BlackBerry's OS 7 retains the look of OS 6, with the home screen that offers notifications with previews, universal search that can locate results both on and off your phone, and a universal inbox that catalogs not just e-mail, but also information from services like Facebook, Twitter, and BlackBerry Messenger.
Browsing the Web
The BlackBerry Torch 9810 runs on AT&T's "4G" network, which uses HSPA+ technology. Some industry insiders do not consider this type of network a true 4G network, because it uses technology found in a 3G network, rather than a completely redesigned technology that is often considered the hallmark of a next-generation service, but in my tests, HSPA+ was speedy. Web pages and videos viewed over HSPA+ appeared well before content viewed over AT&T's 3G network.

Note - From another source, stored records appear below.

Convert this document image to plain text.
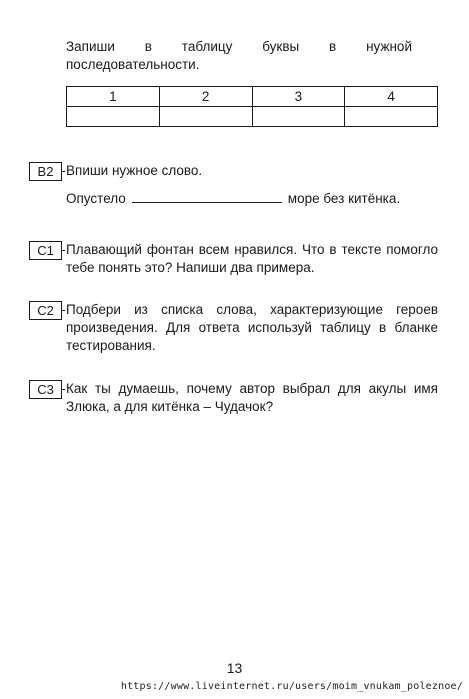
Запиши в таблицу буквы в нужной последовательности.

1	2	3	4

B2 Впиши нужное слово.

Опустело	море без китёнка.

C1 Плавающий фонтан всем нравился. Что в тексте помогло тебе понять это? Напиши два примера.

C2 Подбери из списка слова, характеризующие героев произведения. Для ответа используй таблицу в бланке тестирования.

C3 Как ты думаешь, почему автор выбрал для акулы имя Злюка, а для китёнка – Чудачок?

13
https://www.liveinternet.ru/users/moim_vnukam_poleznoe/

The Web browser itself worked well, loading HTML 5 videos as promised, thanks to OS 7. But Flash videos wouldn't play at all, which is too often the case with smartphone browsers. But I did like the browser's speed and its handling of tabs. I also like that it supports the pinch-to-zoom technology that's become more common on today's smartphones.
Like the first BlackBerry Torch, the Torch 9810 features a 5-megapixel camera with some advanced features, including a flash, auto-focus, zoom, scene modes, and image stabilization. I was very impressed with the quality of my test photos, especially those taken outdoors; colors were vivid and the images were sharp. And I was equally impressed with the quality of video clips, which looked bright and crisp.
The BlackBerry Torch 9810 is not a complete overhaul of its predecessor. Nor is it an attention-grabbing smartphone that will lure shoppers away from iPhones and Android devices. But it is a solid smartphone with a very good feature set, including BlackBerry's excellent messaging capabilities, that comes at a very low price.